Les spécificités du langage chez les enfants atteints de TSA
Le langage chez les enfants autistes peut se développer de manière atypique :
- Retard ou absence de langage oral
- Utilisation de mots de façon peu fonctionnelle ou répétitive (écholalie)
- Régressions du langage après un développement apparemment normal
- Difficultés à comprendre le langage dans son contexte, interprétation littérale des phrases
Ces particularités rendent la communication verbale parfois difficile, autant pour l’enfant que pour son entourage. Pourtant, ces enfants possèdent souvent des formes d’intelligence et de perception différentes, qui méritent d’être reconnues et valorisées.
Signes précoces d’un trouble de la communication
Certains signaux peuvent alerter dès les premiers mois de vie :
- Absence de babillage ou de réaction à la voix
- Manque d’intérêt pour les visages
- Absence de gestes comme pointer ou tendre les bras
Entre 1 et 2 ans : manque de mots, de regards partagés ou de gestes symboliques.
Vers 2-3 ans : absence de phrases simples, faible compréhension du langage, comportement social peu adapté.
Un diagnostic précoce permet de mettre en place des outils de communication adaptés. Les centres ressources autisme (CRA) et les professionnels formés peuvent accompagner les familles dans cette démarche.

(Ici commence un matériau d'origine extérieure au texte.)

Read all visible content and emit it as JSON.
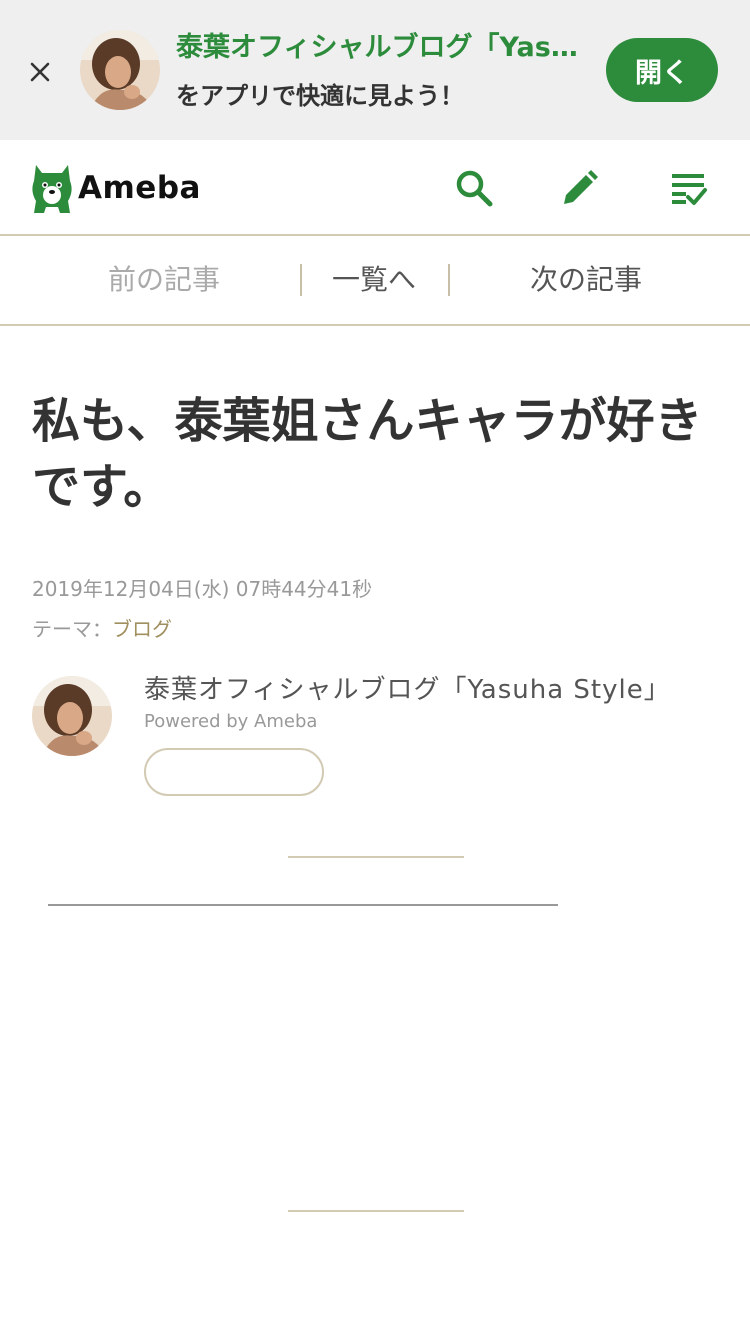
{
  "banner": {
    "title": "泰葉オフィシャルブログ「Yasuha Style」",
    "subtitle": "をアプリで快適に見よう！",
    "open_label": "開く",
    "accent_color": "#2d8c3c",
    "close_icon": "close-icon"
  },
  "header": {
    "logo_text": "Ameba",
    "icons": [
      "search-icon",
      "pencil-icon",
      "checklist-icon"
    ],
    "icon_color": "#2d8c3c"
  },
  "pager": {
    "prev_label": "前の記事",
    "list_label": "一覧へ",
    "next_label": "次の記事"
  },
  "article": {
    "title": "私も、泰葉姐さんキャラが好きです。",
    "date": "2019年12月04日(水) 07時44分41秒",
    "theme_prefix": "テーマ：",
    "theme_link": "ブログ"
  },
  "author": {
    "name": "泰葉オフィシャルブログ「Yasuha Style」",
    "powered_by": "Powered by Ameba",
    "follow_label": ""
  },
  "colors": {
    "border": "#d3cab4",
    "theme_link": "#a08f5f"
  }
}
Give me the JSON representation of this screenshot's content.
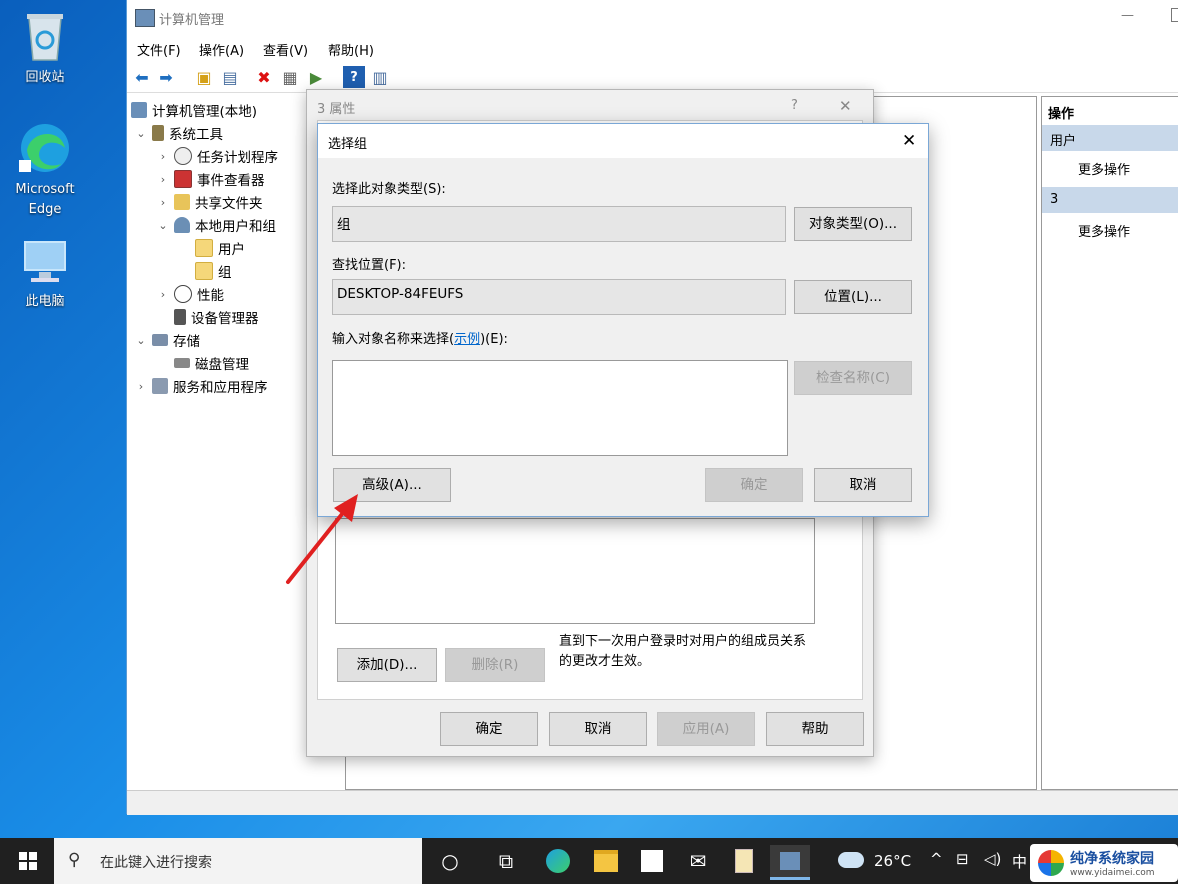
{
  "desktop": {
    "icons": [
      {
        "label": "回收站"
      },
      {
        "label": "Microsoft Edge"
      },
      {
        "label": "此电脑"
      }
    ]
  },
  "window": {
    "title": "计算机管理",
    "menu": [
      "文件(F)",
      "操作(A)",
      "查看(V)",
      "帮助(H)"
    ],
    "tree": [
      {
        "label": "计算机管理(本地)"
      },
      {
        "label": "系统工具"
      },
      {
        "label": "任务计划程序"
      },
      {
        "label": "事件查看器"
      },
      {
        "label": "共享文件夹"
      },
      {
        "label": "本地用户和组"
      },
      {
        "label": "用户"
      },
      {
        "label": "组"
      },
      {
        "label": "性能"
      },
      {
        "label": "设备管理器"
      },
      {
        "label": "存储"
      },
      {
        "label": "磁盘管理"
      },
      {
        "label": "服务和应用程序"
      }
    ],
    "actions": {
      "header": "操作",
      "section1": "用户",
      "more1": "更多操作",
      "section2": "3",
      "more2": "更多操作"
    }
  },
  "props_dialog": {
    "title": "3 属性",
    "help_glyph": "?",
    "close_glyph": "✕",
    "note": "直到下一次用户登录时对用户的组成员关系的更改才生效。",
    "add": "添加(D)...",
    "remove": "删除(R)",
    "ok": "确定",
    "cancel": "取消",
    "apply": "应用(A)",
    "help": "帮助"
  },
  "select_dialog": {
    "title": "选择组",
    "close_glyph": "✕",
    "object_type_label": "选择此对象类型(S):",
    "object_type_value": "组",
    "object_type_button": "对象类型(O)...",
    "location_label": "查找位置(F):",
    "location_value": "DESKTOP-84FEUFS",
    "location_button": "位置(L)...",
    "enter_label_pre": "输入对象名称来选择(",
    "enter_label_link": "示例",
    "enter_label_post": ")(E):",
    "check_names": "检查名称(C)",
    "advanced": "高级(A)...",
    "ok": "确定",
    "cancel": "取消"
  },
  "taskbar": {
    "search_placeholder": "在此键入进行搜索",
    "weather": "26°C",
    "ime": "中",
    "watermark": "纯净系统家园",
    "watermark_url": "www.yidaimei.com"
  },
  "colors": {
    "accent": "#0078d7",
    "annotation_arrow": "#e02020"
  }
}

L’importance de la communication non verbale
Une grande partie de la communication humaine repose sur :
- Le regard
- Les expressions faciales
- Les gestes et la posture
- La distance interpersonnelle
- L’intonation de la voix
Chez les enfants autistes, ces dimensions sont souvent perturbées : évitement du regard, prosodie monotone ou exagérée, difficultés à interpréter les mimiques faciales. Ces différences ne traduisent pas un désintérêt, mais un mode d’interaction particulier. L’intégration de supports visuels ou gestuels améliore significativement la qualité des échanges.
Étapes critiques du développement de la communication
Le développement suit des jalons sensibles :
- Avant 1 an : babillage, vocalisations dirigées, échanges de regards et sourires
- 1,5 an : premiers mots et gestes symboliques
- 2 ans : association de deux mots, expression de besoins simples, participation aux routines sociales
Chez les enfants TSA, ces jalons peuvent être absents, retardés ou régressifs. L’intervention précoce est essentielle pour soutenir le langage et les interactions sociales.
Adapter sa manière de communiquer
Pour mieux communiquer avec une personne autiste :
- Utiliser un langage simple, direct, explicite
- Accompagner la parole de gestes ou de supports visuels
- Respecter le temps de réponse
- Tenir compte des particularités sensorielles : sensibilité au bruit, lumière ou contact
Un environnement prévisible et structuré facilite les interactions.
Outils de communication améliorée et alternative (CAA)
Lorsque le langage verbal est limité, des moyens alternatifs peuvent être proposés :
- PECS (Picture Exchange Communication System)
- Outils numériques et tablettes interactives
- Méthodes gestuelles : Makaton, Langue des Signes Française (LSF)
Les interventions comportementales comme l’ABA renforcent la communication via le renforcement positif. Le travail avec orthophonistes ou psychomotriciens contribue également au développement langagier et social. La communication chez les personnes autistes repose sur des mécanismes différents, verbaux ou non verbaux. Mieux comprendre ces particularités permet d’améliorer les interactions, d’accompagner le développement et de favoriser l’inclusion.